— Знаешь ли, что гроб, что земля…
— И все-таки! Хотя бы ради Греты.
— Грета не так глупа, как ты, мой бедный мальчик!
— Ну и самообладание же у тебя!
— А ты не желаешь думать!
Одетта посмотрела на будильник.
— Двадцать минут третьего! Мы никого не встретим. Оставайся здесь. Побудь с ней, Владимир поможет мне. Я вас позову, когда все будет готово.
Дутр посторонился, пропуская ее.
— Ты согласен? — спросила она. — Не будешь потом попрекать меня?
— Нам нужно еще поговорить.
— Когда пожелаешь.
Она вышла, оставив после себя запах табака и одеколона. Дутр присел на корточки рядом с Гретой, но то и дело оглядывался на дверь, будто ожидал, что вот-вот раздастся звук знакомых шагов по сухой земле. И все-таки время раздвоенности, осторожности, оглядок, тревоги, притворства кончилось.
— Грета… Я в отчаянии… Я тоже любил ее. Меньше, чем вас. Но я любил ее. Я не знаю, как объяснить вам…
Он гладил ее руку. Но она не старалась понять.
— Все из-за меня, Грета. Она умерла из-за меня. Если бы я только мог забыть об этом!

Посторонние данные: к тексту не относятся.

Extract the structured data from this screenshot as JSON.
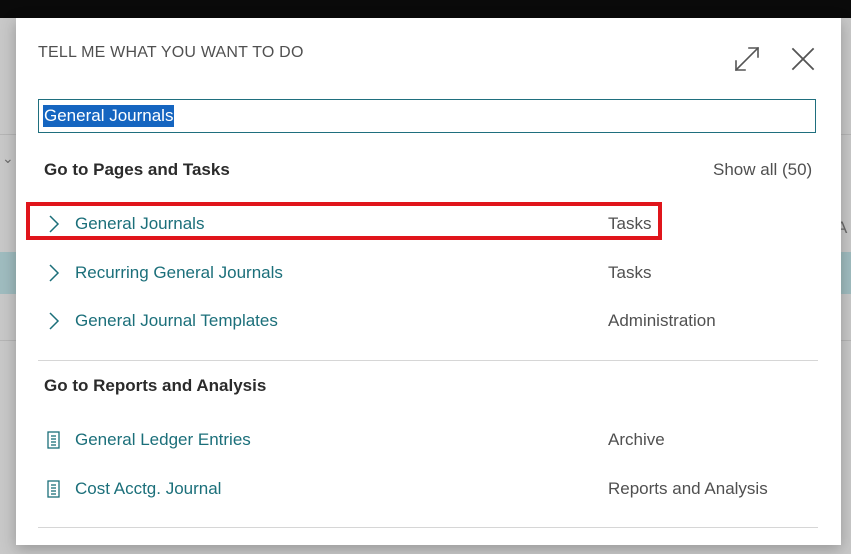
{
  "dialog": {
    "title": "TELL ME WHAT YOU WANT TO DO",
    "expand_icon": "expand-icon",
    "close_icon": "close-icon"
  },
  "search": {
    "value": "General Journals"
  },
  "pages_section": {
    "heading": "Go to Pages and Tasks",
    "show_all": "Show all (50)",
    "items": [
      {
        "name": "General Journals",
        "category": "Tasks",
        "icon": "chevron-right-icon"
      },
      {
        "name": "Recurring General Journals",
        "category": "Tasks",
        "icon": "chevron-right-icon"
      },
      {
        "name": "General Journal Templates",
        "category": "Administration",
        "icon": "chevron-right-icon"
      }
    ]
  },
  "reports_section": {
    "heading": "Go to Reports and Analysis",
    "items": [
      {
        "name": "General Ledger Entries",
        "category": "Archive",
        "icon": "report-icon"
      },
      {
        "name": "Cost Acctg. Journal",
        "category": "Reports and Analysis",
        "icon": "report-icon"
      }
    ]
  },
  "colors": {
    "link": "#1b6f7a",
    "highlight_border": "#e0151b",
    "selection": "#1565c0"
  }
}
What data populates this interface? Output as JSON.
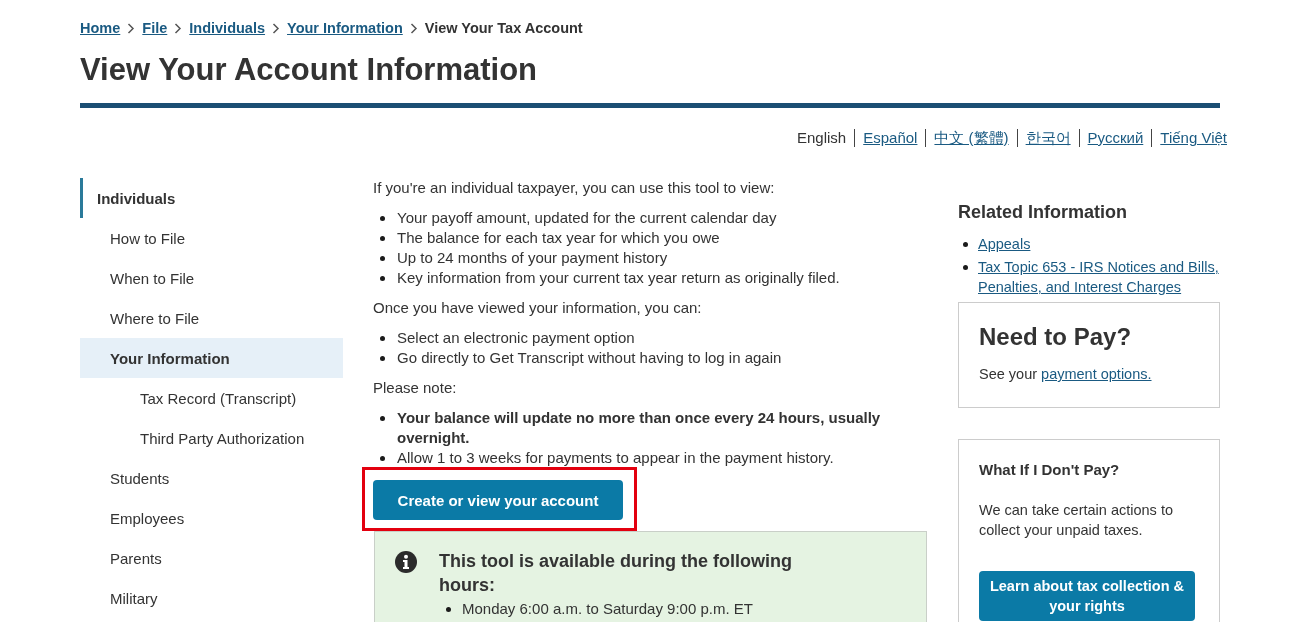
{
  "breadcrumb": [
    {
      "label": "Home",
      "kind": "link"
    },
    {
      "label": "File",
      "kind": "link"
    },
    {
      "label": "Individuals",
      "kind": "link"
    },
    {
      "label": "Your Information",
      "kind": "link"
    },
    {
      "label": "View Your Tax Account",
      "kind": "current"
    }
  ],
  "page_title": "View Your Account Information",
  "languages": [
    {
      "label": "English",
      "selected": true
    },
    {
      "label": "Español",
      "selected": false
    },
    {
      "label": "中文 (繁體)",
      "selected": false
    },
    {
      "label": "한국어",
      "selected": false
    },
    {
      "label": "Русский",
      "selected": false
    },
    {
      "label": "Tiếng Việt",
      "selected": false
    }
  ],
  "sidebar": {
    "title": "Individuals",
    "items": [
      {
        "label": "How to File",
        "selected": false
      },
      {
        "label": "When to File",
        "selected": false
      },
      {
        "label": "Where to File",
        "selected": false
      },
      {
        "label": "Your Information",
        "selected": true,
        "children": [
          {
            "label": "Tax Record (Transcript)",
            "selected": false
          },
          {
            "label": "Third Party Authorization",
            "selected": false
          }
        ]
      },
      {
        "label": "Students",
        "selected": false
      },
      {
        "label": "Employees",
        "selected": false
      },
      {
        "label": "Parents",
        "selected": false
      },
      {
        "label": "Military",
        "selected": false
      }
    ]
  },
  "main": {
    "sections": [
      {
        "intro": "If you're an individual taxpayer, you can use this tool to view:",
        "items": [
          {
            "text": "Your payoff amount, updated for the current calendar day",
            "bold": false
          },
          {
            "text": "The balance for each tax year for which you owe",
            "bold": false
          },
          {
            "text": "Up to 24 months of your payment history",
            "bold": false
          },
          {
            "text": "Key information from your current tax year return as originally filed.",
            "bold": false
          }
        ]
      },
      {
        "intro": "Once you have viewed your information, you can:",
        "items": [
          {
            "text": "Select an electronic payment option",
            "bold": false
          },
          {
            "text": "Go directly to Get Transcript without having to log in again",
            "bold": false
          }
        ]
      },
      {
        "intro": "Please note:",
        "items": [
          {
            "text": "Your balance will update no more than once every 24 hours, usually overnight.",
            "bold": true
          },
          {
            "text": "Allow 1 to 3 weeks for payments to appear in the payment history.",
            "bold": false
          }
        ]
      }
    ],
    "cta_button": {
      "label": "Create or view your account",
      "highlighted": true
    },
    "notice": {
      "kind": "info",
      "title": "This tool is available during the following hours:",
      "items": [
        "Monday 6:00 a.m. to Saturday 9:00 p.m. ET"
      ]
    }
  },
  "related": {
    "title": "Related Information",
    "links": [
      "Appeals",
      "Tax Topic 653 - IRS Notices and Bills, Penalties, and Interest Charges"
    ]
  },
  "pay_card": {
    "title": "Need to Pay?",
    "text": "See your",
    "link": "payment options."
  },
  "collection_card": {
    "title": "What If I Don't Pay?",
    "text": "We can take certain actions to collect your unpaid taxes.",
    "button": "Learn about tax collection & your rights"
  }
}
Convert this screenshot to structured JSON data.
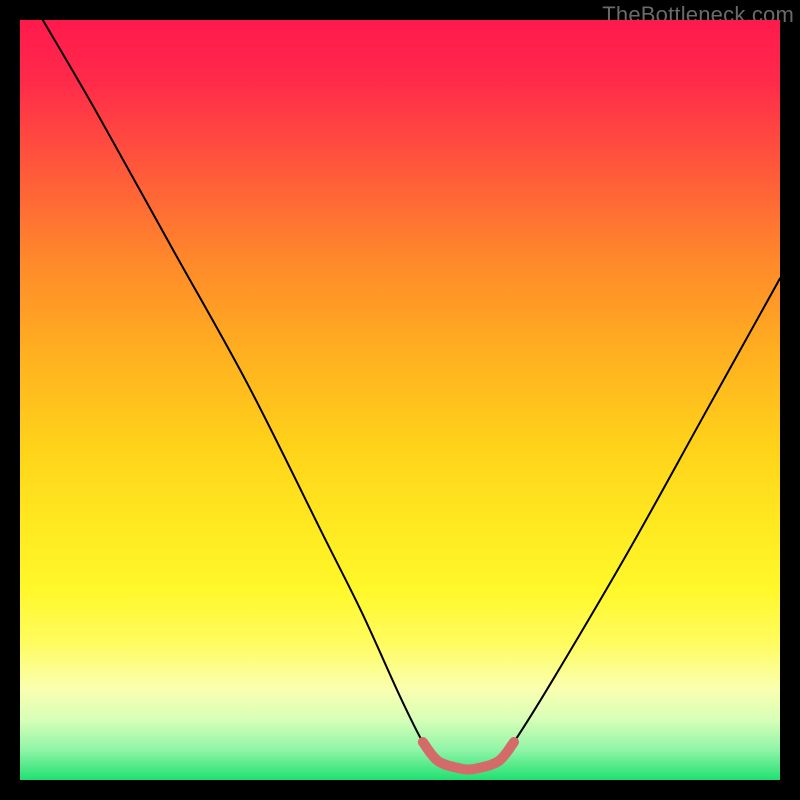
{
  "watermark": "TheBottleneck.com",
  "chart_data": {
    "type": "line",
    "title": "",
    "xlabel": "",
    "ylabel": "",
    "xlim": [
      0,
      100
    ],
    "ylim": [
      0,
      100
    ],
    "grid": false,
    "legend": false,
    "annotations": [],
    "series": [
      {
        "name": "main-curve",
        "color": "#000000",
        "stroke_width": 2,
        "x": [
          3,
          10,
          20,
          30,
          40,
          45,
          50,
          53,
          55,
          58,
          60,
          63,
          65,
          70,
          80,
          90,
          100
        ],
        "y": [
          100,
          88,
          70,
          52,
          32,
          22,
          11,
          5,
          2.5,
          1.5,
          1.5,
          2.5,
          5,
          13,
          30,
          48,
          66
        ]
      },
      {
        "name": "bottom-marker",
        "color": "#d46a6a",
        "stroke_width": 10,
        "x": [
          53,
          55,
          58,
          60,
          63,
          65
        ],
        "y": [
          5,
          2.5,
          1.5,
          1.5,
          2.5,
          5
        ]
      }
    ]
  }
}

Он стукнул себя кулаком по лбу, потом его охватило оцепенение, похожее на сон. Одетта легонько встряхнула его.
— Готово… поторопись.
Так наступила самая странная ночь в его жизни, ночь, которую он часто вспоминал потом и переживал вновь и вновь. У фургона ждал Владимир; на руках он держал спеленутое тело Хильды, даже не тело, а тщательно упакованный сверток, который выглядел вовсе не мрачно. Одетта несла лопату и заступ. Дутр поддерживал Грету, которая, словно слепая, позволяла себя вести. Они гуськом шли под соснами, облитые сказочным светом. По дороге встречались поляны, и тогда звезды блестели совсем рядом, гроздьями, соцветиями, букетами; небо тоже пахло смолой, полевыми цветами.
Потом они шли под деревьями, и сотни причудливых теней скользили по спине Владимира, ползли по телу Одетты, сливались в колышущуюся сетку на бескровном лице Греты. Тропинка повернула; справа были залитые молочным светом вершины гор, долина, укрытая торжественно-мрачной тенью, и где-то в глубине хмельной ночи — шепот ручейка, нежный, прерывистый шум потока. Дутру казалось, что он идет на волшебное свидание. Он уже не чувствовал усталости, он прижимал к себе Грету, обнимал ее могучей рукой; никогда она так полно не принадлежала ему, как в эту ночь. И в то же время он чувствовал боль — не плотью своей, но душой. То была страшная усталость мысли, беспамятство, избавлявшее его от прошлого, от мук раздвоенности, от всего, даже от воспоминания о недавнем ужасном бдении. Он был счастлив телом, предвкушающим наслаждение, — но шум ручейка пробуждал в нем желание плакать.